Names of the files, on the other hand, are very important. For example, if a file named player_entry__20190312.done
is pushed to the bucket, it means that a job called player_entry
has finished and that it was computing data for date 2019–03–12
.
Creations of those files trigger SNS notifications that fly from S3 over a SNS topic to our JobScheduler lambda function that listens to that topic. It gets invoked on every creation of .done
files and uses their names to deduce which job has just finished, for which date, and which computation should be run next. Then it simply activates the appropriate data pipeline using the code snippet from above.
In certain cases, when a job has more than one dependency, this is not enough to ensure computation correctness. What I described is a very simple scenario:
- Job A finished and pushed
A__${date}.done
file to S3 - A SNS notification coming from S3 triggers JobScheduler lambda function
- JobScheduler activates next job in chain, ex. job B
This does not save us from situations such as when job B depends on jobs A1 and A2. That particular example would lead to activation of job B either after job A1 or A2, whichever comes first.
Let’s say it was A1. Activating B when A1 is done is unsafe from correctness standpoint because it is possible that data coming from A2 will not be there in time and B would produce incorrect results.
For that reason, our jobs are waiting for all of their dependencies to finish, before they actually start. Each job has a waiting function built in which ensures that it starts only when all the inputs are where they should be.
Did all dependencies finish their work?
We took care about the timeout feature, too. There is no reason a job should wait forever if preconditions are not met. We decided to go with “fail fast” mantra and break the computational chain if any of the jobs times out while waiting for input data to show up. There is no use in producing incorrect and incomplete results.
Cherry on the top
We also implemented some features that are not directly related to job scheduling but are very nice to have, such as sending messages to the team’s Slack channel when things go south.
Boto3 again comes to rescue. With just a couple of line of code, we get the alarm as soon as problem occurred.
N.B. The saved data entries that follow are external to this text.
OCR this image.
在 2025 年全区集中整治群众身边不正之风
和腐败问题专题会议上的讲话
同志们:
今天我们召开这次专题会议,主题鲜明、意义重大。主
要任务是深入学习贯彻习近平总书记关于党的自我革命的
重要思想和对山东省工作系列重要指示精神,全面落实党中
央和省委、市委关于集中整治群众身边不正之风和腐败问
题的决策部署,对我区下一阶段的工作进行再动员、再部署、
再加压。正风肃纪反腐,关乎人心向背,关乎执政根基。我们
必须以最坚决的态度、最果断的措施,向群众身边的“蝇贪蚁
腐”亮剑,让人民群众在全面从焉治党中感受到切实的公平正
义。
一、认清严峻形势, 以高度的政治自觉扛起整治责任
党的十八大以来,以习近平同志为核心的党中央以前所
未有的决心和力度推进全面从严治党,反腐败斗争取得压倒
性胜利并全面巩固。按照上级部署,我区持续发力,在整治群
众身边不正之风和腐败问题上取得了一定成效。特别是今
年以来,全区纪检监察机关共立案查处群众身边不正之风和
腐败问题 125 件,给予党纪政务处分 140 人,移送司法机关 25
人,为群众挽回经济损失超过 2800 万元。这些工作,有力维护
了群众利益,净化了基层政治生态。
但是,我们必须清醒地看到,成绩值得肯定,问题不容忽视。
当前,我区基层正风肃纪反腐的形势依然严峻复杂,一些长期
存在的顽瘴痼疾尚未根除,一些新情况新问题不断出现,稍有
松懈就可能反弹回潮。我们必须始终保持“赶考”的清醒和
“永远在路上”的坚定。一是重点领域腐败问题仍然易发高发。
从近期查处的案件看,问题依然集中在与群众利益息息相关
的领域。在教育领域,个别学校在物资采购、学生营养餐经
def sns_notification(self, pipeline_name, pipeline_id):
message = "... %s ... %s" % (pipeline_name, pipeline_id)
sns = boto3.client('sns', region_name="...")
sns.publish(TopicArn="...", Message=message, Subject="...")
Wrap up
We incorporated several AWS services to work in our benefit: CloudWatch, Lambda, Data Pipelines, S3 and SNS. All of them are fully managed by AWS so we have no infrastructure to maintain.
To recap on our initial goals:
to manage as little infrastructure as possible
Check.
We have built a custom solution. It is not a perfect one, but it fits our needs very well.
to achieve as much control as possible
Check.
The final setup of our JobScheduler counts for several dozens of lambda invocations, roughly the same number of empty files in S3 and very similar number of SNS messages.
to keep the expenses as low as possible
Check.
All this combined together produces very small financial cost, insignificantly larger than 0$.
Future plans and wishes
There is always room for improvements.
We were already thinking about using those empty .done
files as containers of additional information. They could be used to transport some additional parameters for the computations or some meta-information about the computation process itself.
Replaying a job is something we are interested in from time to time as well as recomputing whole parts of the chain. This is a feature our scheduler still doesn’t have since it is stateless. In order to achieve this, it would have to track the state of the current computation process.
If we ever go down this road, you guessed it — we will most probably choose fully managed database service.